The import quantity won't be as big as previously expected because a survey of corn fields showed output was better than originally thought, said Lorenzo. He didn't elaborate.
"We are now looking at 150,000 to 200,000 (tons of corn imports) for October because of the typhoon," said Lorenzo.
Last week, he said the Philippines might have to import 300,000 tons of corn due to the typhoon.
Philippine feed millers earlier asked for imports around 400,000 tons to make up for the domestic shortfall.
"It's prudent they want 150,000 tons as the first import. If we need more, (the Department of Agriculture) will consider importing more at a later stage," said Ric Pinca, vice president of the Philippine Association of Feed Millers, Inc.
Typhoon Imbudo was the strongest typhoon to strike the Philippines in five years. It hit the northern province of Isabela, damaging more than half of the 166,000 hectares planted to corn. The corn harvest from Isabela is expected to be available on the local market in October.

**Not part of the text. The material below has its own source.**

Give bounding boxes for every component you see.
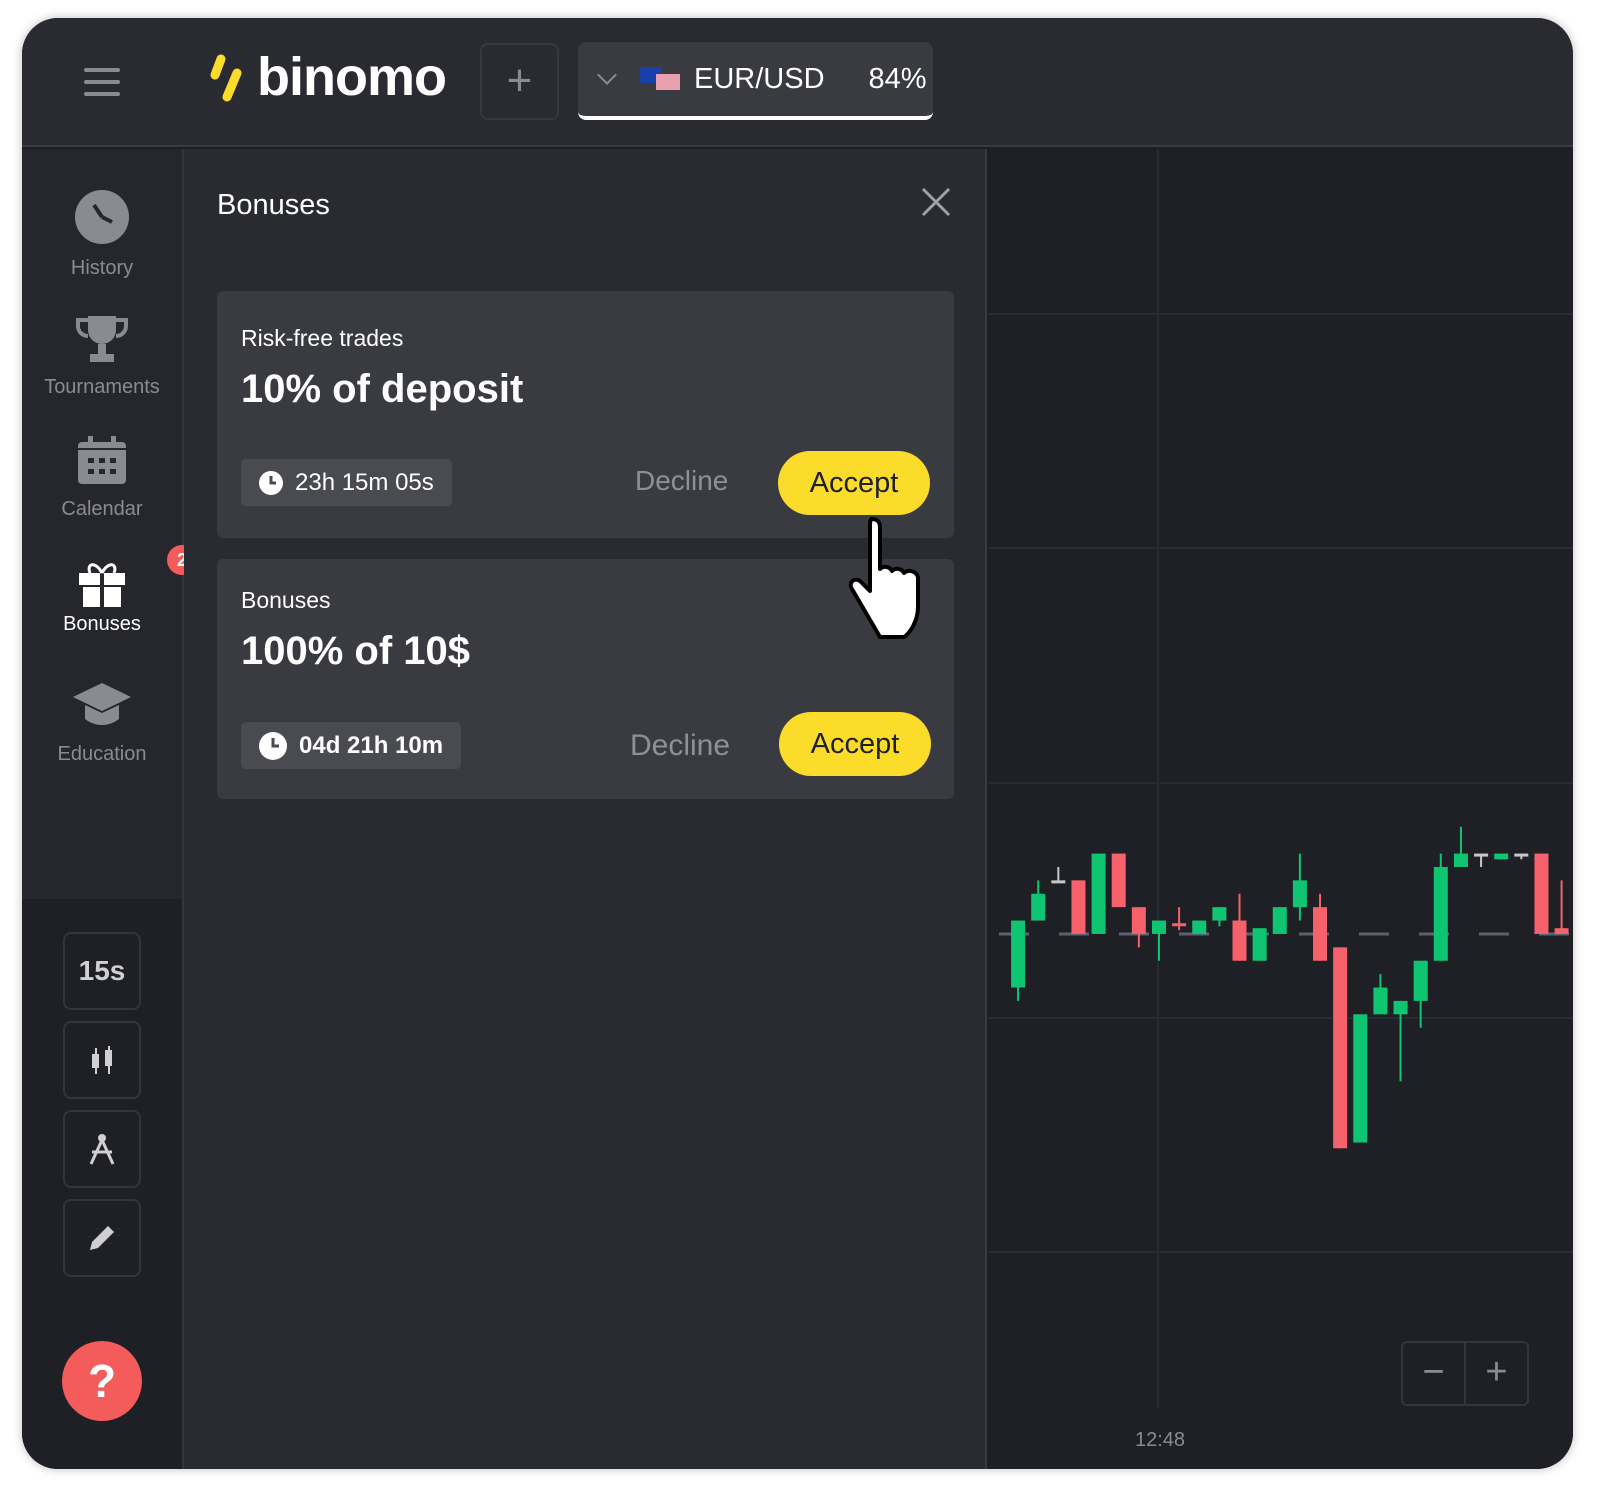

Lorenzo said last week the typhoon damaged around 1.1 billion pesos ($1=PHP54.725) worth of rice and corn crops.
The Philippines needs 5.5 million tons of corn annually, mostly for the feed industry. Domestic corn output was initially estimated at 4.7 million tons this year with another 800,000 tons of corn and corn substitutes to be met through imports.
But because of the typhoon, corn output is now expected to be smaller than 4.7 million tons.

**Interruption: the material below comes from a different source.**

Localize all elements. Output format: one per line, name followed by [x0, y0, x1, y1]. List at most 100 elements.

Feed industry participants said the National Food Authority will likely oversee the corn imports.
"We haven't decided if it's going to be NFA, but we will make sure it is transparent. We will appoint the office soon, in the next two weeks," said Lorenzo.

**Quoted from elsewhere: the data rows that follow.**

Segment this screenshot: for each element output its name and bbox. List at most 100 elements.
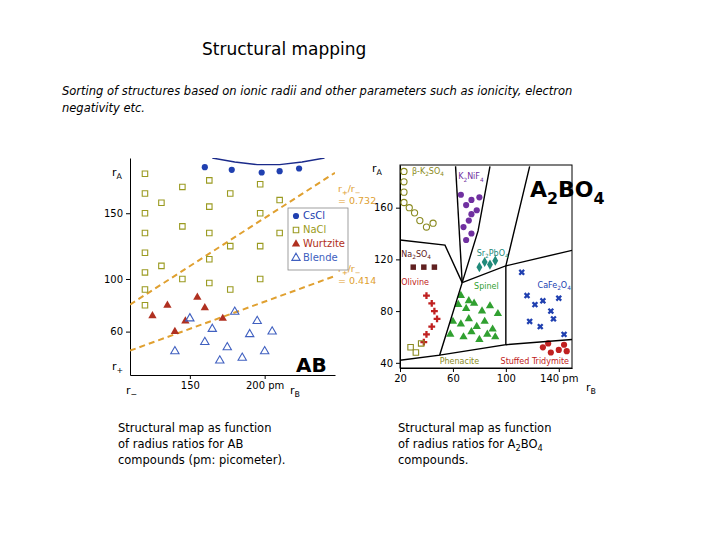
text-part: 4 bbox=[537, 443, 542, 453]
axis-title: r+ bbox=[112, 360, 123, 375]
point bbox=[494, 309, 502, 316]
caption: compounds (pm: picometer). bbox=[118, 453, 286, 467]
series bbox=[458, 192, 483, 243]
point bbox=[401, 168, 407, 174]
series bbox=[142, 171, 282, 308]
point bbox=[401, 189, 407, 195]
boundary-line bbox=[400, 240, 462, 283]
text-part: β-K bbox=[412, 167, 426, 176]
text-part: compounds (pm: picometer). bbox=[118, 453, 286, 467]
tick-mark bbox=[396, 311, 400, 312]
text-part: 4 bbox=[505, 253, 509, 259]
text-part: A bbox=[117, 172, 123, 181]
text-part: 2 bbox=[547, 189, 558, 208]
page: Structural mappingSorting of structures … bbox=[0, 0, 720, 540]
point bbox=[432, 264, 437, 269]
text-part: 4 bbox=[594, 189, 605, 208]
tick-mark bbox=[453, 368, 454, 372]
text-part: Wurtzite bbox=[303, 238, 345, 249]
point bbox=[457, 319, 465, 326]
point bbox=[296, 165, 302, 171]
text-part: negativity etc. bbox=[62, 101, 145, 115]
text-part: of radius ratios for AB bbox=[118, 437, 243, 451]
series bbox=[420, 292, 440, 345]
tick: 80 bbox=[380, 306, 400, 317]
point bbox=[474, 207, 480, 213]
tick: 40 bbox=[380, 358, 400, 369]
point bbox=[202, 164, 208, 170]
point bbox=[561, 342, 567, 348]
text-part: = 0.414 bbox=[338, 275, 376, 286]
tick: 100 bbox=[497, 368, 516, 384]
tick: 150 bbox=[181, 375, 200, 391]
point bbox=[228, 191, 233, 196]
text-part: A bbox=[377, 168, 383, 177]
point bbox=[423, 292, 430, 299]
point bbox=[259, 169, 265, 175]
point bbox=[186, 314, 194, 321]
point bbox=[462, 304, 470, 311]
point bbox=[564, 348, 570, 354]
point bbox=[142, 210, 147, 215]
point bbox=[540, 344, 546, 350]
tick-mark bbox=[396, 208, 400, 209]
point bbox=[478, 306, 486, 313]
point bbox=[431, 308, 438, 315]
region-label: β-K2SO4 bbox=[412, 167, 444, 177]
axis-line bbox=[400, 166, 401, 369]
point bbox=[525, 317, 535, 327]
text-part: SO bbox=[416, 250, 427, 259]
axis-title: r− bbox=[126, 384, 137, 399]
point bbox=[257, 210, 262, 215]
point bbox=[468, 211, 474, 217]
y-axis: 60100150 bbox=[104, 159, 131, 376]
tick: 60 bbox=[447, 368, 460, 384]
ratio-label: = 0.732 bbox=[338, 195, 376, 206]
text-part: /r bbox=[348, 263, 355, 274]
tick: 160 bbox=[374, 202, 400, 213]
tick-label: 100 bbox=[497, 373, 516, 384]
point bbox=[401, 179, 407, 185]
caption: of radius ratios for AB bbox=[118, 437, 243, 451]
text-part: /r bbox=[348, 183, 355, 194]
caption: Structural map as function bbox=[118, 421, 271, 435]
point bbox=[268, 327, 276, 334]
text-part: Spinel bbox=[474, 282, 499, 291]
y-axis: 4080120160 bbox=[374, 166, 401, 369]
boundary-line bbox=[400, 283, 462, 361]
text-part: Stuffed Tridymite bbox=[501, 357, 570, 366]
tick: 140 pm bbox=[540, 368, 578, 384]
boundary-line bbox=[440, 266, 506, 355]
point bbox=[413, 350, 418, 355]
caption: compounds. bbox=[398, 453, 468, 467]
point bbox=[142, 287, 147, 292]
axis-title: rA bbox=[372, 162, 383, 177]
point bbox=[418, 341, 423, 346]
ratio-label: = 0.414 bbox=[338, 275, 376, 286]
point bbox=[481, 317, 489, 324]
tick-label: 80 bbox=[380, 306, 393, 317]
point bbox=[488, 324, 496, 331]
series bbox=[540, 340, 570, 355]
point bbox=[228, 287, 233, 292]
axis-line bbox=[130, 159, 131, 376]
point bbox=[468, 230, 474, 236]
point bbox=[180, 224, 185, 229]
point bbox=[476, 262, 482, 272]
point bbox=[430, 220, 436, 226]
boundary-line bbox=[456, 166, 463, 282]
point bbox=[253, 316, 261, 323]
tick-mark bbox=[396, 363, 400, 364]
legend-marker bbox=[293, 227, 298, 232]
point bbox=[468, 197, 474, 203]
point bbox=[458, 192, 464, 198]
point bbox=[171, 327, 179, 334]
region-label: Olivine bbox=[401, 278, 429, 287]
x-axis: 150200 pm bbox=[131, 375, 336, 391]
axis-line bbox=[401, 368, 573, 369]
text-part: CsCl bbox=[303, 210, 325, 221]
text-part: = 0.732 bbox=[338, 195, 376, 206]
point bbox=[556, 347, 562, 353]
point bbox=[180, 276, 185, 281]
text-part: compounds. bbox=[398, 453, 468, 467]
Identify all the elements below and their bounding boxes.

Lorenzo said the government may consider lowering the tariff on corn imports for this one import transaction.
"We haven't decided what level, but it will be in the vicinity of 20%" below the current import tariff of 35%, he said.
Industry participants said the government may import the corn duty-free, but will impose a 20% margin before selling the corn to feed millers, which in effect is the same as a 20% import tax.